Les originalités du Grand Gaffiot

Le latin et le grec sont omniprésents dans notre langue et notre culture. Quid noui ?
 

Cela faisait soixante-sept années que la version première du dictionnaire de Félix perdurait ! Enfin réactualisée après cinq années de travail, l'édition 2001 du célèbre dictionnaire Latin-Français utilise désormais une attrayante typographie et se voit doté d'un sommaire au début des articles les plus longs ainsi que de documentations annexes.

Toutefois, quelques errata ont été malencontreusement ajoutés, comme la première personne du parfait du divido, qui est notée dividi, au lieu de divisi, ou encore la première syllabe de l'adjectif nudus, qui est signalée brève, alors que celle du verbe nudo et du diminutif nudulus est annoncée longue, donc correcte. Il s'agit en conséquence de rectifier le signe diacritique sur le premier « u » de nudus en une longue : nûdus.

En plus de ces coquilles matérielles, deux interprétations erronées subsistent : perduellio est interprété comme un nom de personne alors qu'il s'agit d'un nom d'action dans un passage de la Rhétorique à Hérennius (IV, ch. 10, §15) et l'expression lac passum des Métamorphoses d'Ovide (XIV, v. 274) est citée dans l'article sur le verbe pando alors que le participe passé passum est dans ce cas une forme du verbe patior. En effet, le lait ne caille pas en l'étalant à l'air ! Ces deux erreurs ne sont pas dues spécifiquement à Gaffiot, mais à une lignée de dictionnaires qui se recopient de siècle en siècle, en se transmettant parfois les mêmes erreurs.
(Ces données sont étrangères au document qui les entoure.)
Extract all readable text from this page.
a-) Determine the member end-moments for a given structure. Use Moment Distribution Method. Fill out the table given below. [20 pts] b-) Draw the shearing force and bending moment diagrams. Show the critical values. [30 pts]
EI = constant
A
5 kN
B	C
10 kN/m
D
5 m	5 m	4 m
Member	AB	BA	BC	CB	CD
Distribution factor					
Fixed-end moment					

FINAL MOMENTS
En outre, certaines étymologies sont actualisées, à l'image de celle du nom lynx qui provient bien du mot grec lúgx et non de lúgz, comme l'indiquait la précédente édition du Gaffiot. Néanmoins, il subsiste encore de nombreuses étymologies douteuses, des références fantaisistes et des approximations, surtout dans certaines indications spatiales. D'ailleurs, les nouvelles cartes proposées sont incomplètes et ne couvrent pas la totalité de l'Imperium. Quid de l'Illyrie, de la Mésie, de la Dacie, de la Paphlagonie, de la Cyrénaïque ? Dans les dates aussi, nous ne sommes pas au siècle près avec le poète didactique grec Hésiode.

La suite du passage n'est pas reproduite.